I HAVE to admit, I had scarcely heard of Christine Bovill and I assumed a show called Paris, featuring French songs would mean that she herself was French!, writes our Theatre critic Kerry Black.

How wrong I was, Christine is a Glasgow chanteuse who has made these wonderful songs her own.

After years of seeing singers backed by massive sound systems, it was so refreshing to see someone performing live accompanied only by two incredible musicians, Michael Brawley on the grand piano and Charlie Stewart on bass and fiddle. (Charlie won BBC Traditional Folk Musician last year and is just about to graduate from the Conservatoire).
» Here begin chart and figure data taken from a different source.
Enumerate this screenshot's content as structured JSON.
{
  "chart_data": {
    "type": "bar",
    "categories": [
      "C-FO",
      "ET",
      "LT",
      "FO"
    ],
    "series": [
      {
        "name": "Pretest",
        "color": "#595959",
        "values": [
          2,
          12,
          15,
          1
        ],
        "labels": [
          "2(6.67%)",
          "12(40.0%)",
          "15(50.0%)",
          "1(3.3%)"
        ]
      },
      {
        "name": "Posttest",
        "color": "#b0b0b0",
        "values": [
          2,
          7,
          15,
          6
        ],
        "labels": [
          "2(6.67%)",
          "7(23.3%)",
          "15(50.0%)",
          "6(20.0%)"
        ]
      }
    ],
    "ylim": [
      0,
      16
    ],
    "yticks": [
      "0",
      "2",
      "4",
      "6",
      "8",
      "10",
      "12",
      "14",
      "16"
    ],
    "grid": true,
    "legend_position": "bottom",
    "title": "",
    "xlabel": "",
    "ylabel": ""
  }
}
The Queen’s Hall, in Edinburgh, is the perfect venue for smaller more intimate shows with its fabulous acoustics and unique arrangement of horseshoe shaped pews. Even better they had filled the floor with candlelit tables and chairs representing the French café atmosphere of her songs and folk were even able to sup wine as she sang.

Bovill is famed for her Piaf renditions, but this show took us through a catalogue of famous French songs by stars such as Jacques Brel and Charles Aznavour, many of which were hits all over the world in English. Who knew that “Let It Be Me” by the Everly Brothers started life as a huge hit for French singer songwriter Gilbert Becaud?
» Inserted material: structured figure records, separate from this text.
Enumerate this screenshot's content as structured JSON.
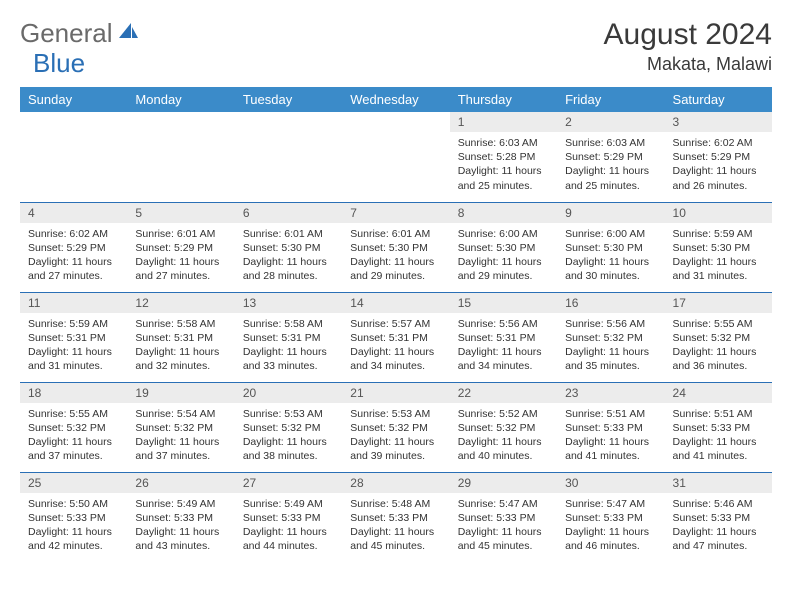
{
  "brand": {
    "part1": "General",
    "part2": "Blue"
  },
  "title": "August 2024",
  "location": "Makata, Malawi",
  "colors": {
    "header_bg": "#3b8bc9",
    "header_text": "#ffffff",
    "row_border": "#2a6fb5",
    "daynum_bg": "#ececec",
    "body_text": "#333333",
    "brand_gray": "#6a6a6a",
    "brand_blue": "#2a6fb5"
  },
  "weekdays": [
    "Sunday",
    "Monday",
    "Tuesday",
    "Wednesday",
    "Thursday",
    "Friday",
    "Saturday"
  ],
  "weeks": [
    [
      {
        "n": "",
        "sr": "",
        "ss": "",
        "dl": ""
      },
      {
        "n": "",
        "sr": "",
        "ss": "",
        "dl": ""
      },
      {
        "n": "",
        "sr": "",
        "ss": "",
        "dl": ""
      },
      {
        "n": "",
        "sr": "",
        "ss": "",
        "dl": ""
      },
      {
        "n": "1",
        "sr": "6:03 AM",
        "ss": "5:28 PM",
        "dl": "11 hours and 25 minutes."
      },
      {
        "n": "2",
        "sr": "6:03 AM",
        "ss": "5:29 PM",
        "dl": "11 hours and 25 minutes."
      },
      {
        "n": "3",
        "sr": "6:02 AM",
        "ss": "5:29 PM",
        "dl": "11 hours and 26 minutes."
      }
    ],
    [
      {
        "n": "4",
        "sr": "6:02 AM",
        "ss": "5:29 PM",
        "dl": "11 hours and 27 minutes."
      },
      {
        "n": "5",
        "sr": "6:01 AM",
        "ss": "5:29 PM",
        "dl": "11 hours and 27 minutes."
      },
      {
        "n": "6",
        "sr": "6:01 AM",
        "ss": "5:30 PM",
        "dl": "11 hours and 28 minutes."
      },
      {
        "n": "7",
        "sr": "6:01 AM",
        "ss": "5:30 PM",
        "dl": "11 hours and 29 minutes."
      },
      {
        "n": "8",
        "sr": "6:00 AM",
        "ss": "5:30 PM",
        "dl": "11 hours and 29 minutes."
      },
      {
        "n": "9",
        "sr": "6:00 AM",
        "ss": "5:30 PM",
        "dl": "11 hours and 30 minutes."
      },
      {
        "n": "10",
        "sr": "5:59 AM",
        "ss": "5:30 PM",
        "dl": "11 hours and 31 minutes."
      }
    ],
    [
      {
        "n": "11",
        "sr": "5:59 AM",
        "ss": "5:31 PM",
        "dl": "11 hours and 31 minutes."
      },
      {
        "n": "12",
        "sr": "5:58 AM",
        "ss": "5:31 PM",
        "dl": "11 hours and 32 minutes."
      },
      {
        "n": "13",
        "sr": "5:58 AM",
        "ss": "5:31 PM",
        "dl": "11 hours and 33 minutes."
      },
      {
        "n": "14",
        "sr": "5:57 AM",
        "ss": "5:31 PM",
        "dl": "11 hours and 34 minutes."
      },
      {
        "n": "15",
        "sr": "5:56 AM",
        "ss": "5:31 PM",
        "dl": "11 hours and 34 minutes."
      },
      {
        "n": "16",
        "sr": "5:56 AM",
        "ss": "5:32 PM",
        "dl": "11 hours and 35 minutes."
      },
      {
        "n": "17",
        "sr": "5:55 AM",
        "ss": "5:32 PM",
        "dl": "11 hours and 36 minutes."
      }
    ],
    [
      {
        "n": "18",
        "sr": "5:55 AM",
        "ss": "5:32 PM",
        "dl": "11 hours and 37 minutes."
      },
      {
        "n": "19",
        "sr": "5:54 AM",
        "ss": "5:32 PM",
        "dl": "11 hours and 37 minutes."
      },
      {
        "n": "20",
        "sr": "5:53 AM",
        "ss": "5:32 PM",
        "dl": "11 hours and 38 minutes."
      },
      {
        "n": "21",
        "sr": "5:53 AM",
        "ss": "5:32 PM",
        "dl": "11 hours and 39 minutes."
      },
      {
        "n": "22",
        "sr": "5:52 AM",
        "ss": "5:32 PM",
        "dl": "11 hours and 40 minutes."
      },
      {
        "n": "23",
        "sr": "5:51 AM",
        "ss": "5:33 PM",
        "dl": "11 hours and 41 minutes."
      },
      {
        "n": "24",
        "sr": "5:51 AM",
        "ss": "5:33 PM",
        "dl": "11 hours and 41 minutes."
      }
    ],
    [
      {
        "n": "25",
        "sr": "5:50 AM",
        "ss": "5:33 PM",
        "dl": "11 hours and 42 minutes."
      },
      {
        "n": "26",
        "sr": "5:49 AM",
        "ss": "5:33 PM",
        "dl": "11 hours and 43 minutes."
      },
      {
        "n": "27",
        "sr": "5:49 AM",
        "ss": "5:33 PM",
        "dl": "11 hours and 44 minutes."
      },
      {
        "n": "28",
        "sr": "5:48 AM",
        "ss": "5:33 PM",
        "dl": "11 hours and 45 minutes."
      },
      {
        "n": "29",
        "sr": "5:47 AM",
        "ss": "5:33 PM",
        "dl": "11 hours and 45 minutes."
      },
      {
        "n": "30",
        "sr": "5:47 AM",
        "ss": "5:33 PM",
        "dl": "11 hours and 46 minutes."
      },
      {
        "n": "31",
        "sr": "5:46 AM",
        "ss": "5:33 PM",
        "dl": "11 hours and 47 minutes."
      }
    ]
  ],
  "labels": {
    "sunrise": "Sunrise: ",
    "sunset": "Sunset: ",
    "daylight": "Daylight: "
  }
}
Christine has a wonderful throaty voice and her haunting tales took us dancing up the steps of Montmartre and through the seedy bars of Bertolt Brecht’s 1930’s Berlin. She punctuated the evening with tales of her own life, telling how a gift of an old Edith Piaf LP, took her from a French hating teenager to becoming a French teacher and eventually travelling the world singing French songs!

Christine interprets each song with such passion, telling the story behind each of the lyrics before she sings, you can hear the whisper of the moonlight in her voice as she sings of heartbreak and remorse, in both French and English.

The evening ended with the bestselling song to have ever started life as a French hit – “My Way” which then segued perfectly into Piaf’s most famous anthem, “No Regrets/Je Ne Regrette Rien!”

What a fabulous evening! Even better as we left, Christine was in the bar to meet everyone.

Bovill will be returning to Edinburgh for the Fringe and I will definitely be going back!